This week, in the Grindmill Songs Project, Muktabai Ubhe and Sitabai Ubhe from Kolavade village in Pune district sing five couplets about the warkaris’ pilgrimage to Pandharpur in Maharashtra
In this edition of the Grindmill Songs Project, we publish five ovi about the Pandharpur wari . The wari is a biannual pilgrimage, when devotees of Lord Vitthal (also known as Vithoba or Pandurang) walk to Pandharpur town in Solapur district of Maharashtra, to meet their beloved maauli (mother) at the temple there. For the pilgrims, Vitthal is a deity who listens to them and nurtures them, and holds the place of a mother in their devotion. The warkari is a person who goes on this journey of about 21 days, on foot.

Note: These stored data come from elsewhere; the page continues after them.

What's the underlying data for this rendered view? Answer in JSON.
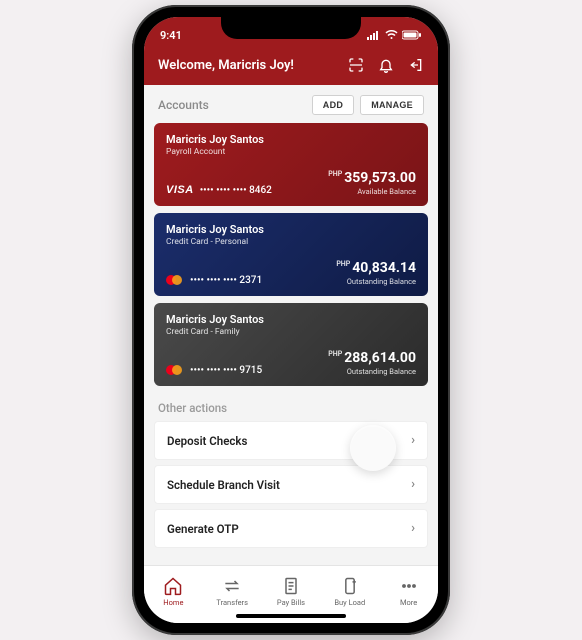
{
  "status": {
    "time": "9:41"
  },
  "header": {
    "welcome": "Welcome, Maricris Joy!"
  },
  "accounts": {
    "title": "Accounts",
    "add": "ADD",
    "manage": "MANAGE",
    "cards": [
      {
        "name": "Maricris Joy Santos",
        "type": "Payroll Account",
        "masked": "•••• •••• •••• 8462",
        "currency": "PHP",
        "amount": "359,573.00",
        "balance_label": "Available Balance",
        "brand": "visa"
      },
      {
        "name": "Maricris Joy Santos",
        "type": "Credit Card - Personal",
        "masked": "•••• •••• •••• 2371",
        "currency": "PHP",
        "amount": "40,834.14",
        "balance_label": "Outstanding Balance",
        "brand": "mastercard"
      },
      {
        "name": "Maricris Joy Santos",
        "type": "Credit Card - Family",
        "masked": "•••• •••• •••• 9715",
        "currency": "PHP",
        "amount": "288,614.00",
        "balance_label": "Outstanding Balance",
        "brand": "mastercard"
      }
    ]
  },
  "other": {
    "title": "Other actions",
    "items": [
      "Deposit Checks",
      "Schedule Branch Visit",
      "Generate OTP"
    ]
  },
  "tabs": [
    "Home",
    "Transfers",
    "Pay Bills",
    "Buy Load",
    "More"
  ]
}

The wari is undertaken twice in the Hindu lunar calendar year – during the month of Ashadh (June/July) and then again in Kartik, around October/November. The June/July journey is more popular because it commences after the sowing of crops. Farmers, shepherds, cowherds and others from rural Maharashtra are among the many who go on this pilgrimage. Several of the warkaris leave for the pilgrimage from urban areas too, where they have migrated from their village for work.
In the 13th century, Sant Dnyaneshwar, who wrote the Dnyaneshwari (a commentary in Marathi on the Bhagavad Gita in the form of verse) went on this journey regularly. Sant Tukaram, whose poetry is collected in the Tukaram Gatha also frequently undertook the wari in the 17th century. Other poets like Janabai, Muktabai and Namdev of the 13th century were also known to be regular pilgrims.
All of them were poets from Maharashtra who revered Lord Vitthal. They belonged to the Bhakti tradition of devotional poetry, which began in southern India in the 7th century and spread northwards from the 12th to the 18th centuries. Bhakti was a progressive movement, its poetry spoke of social reform.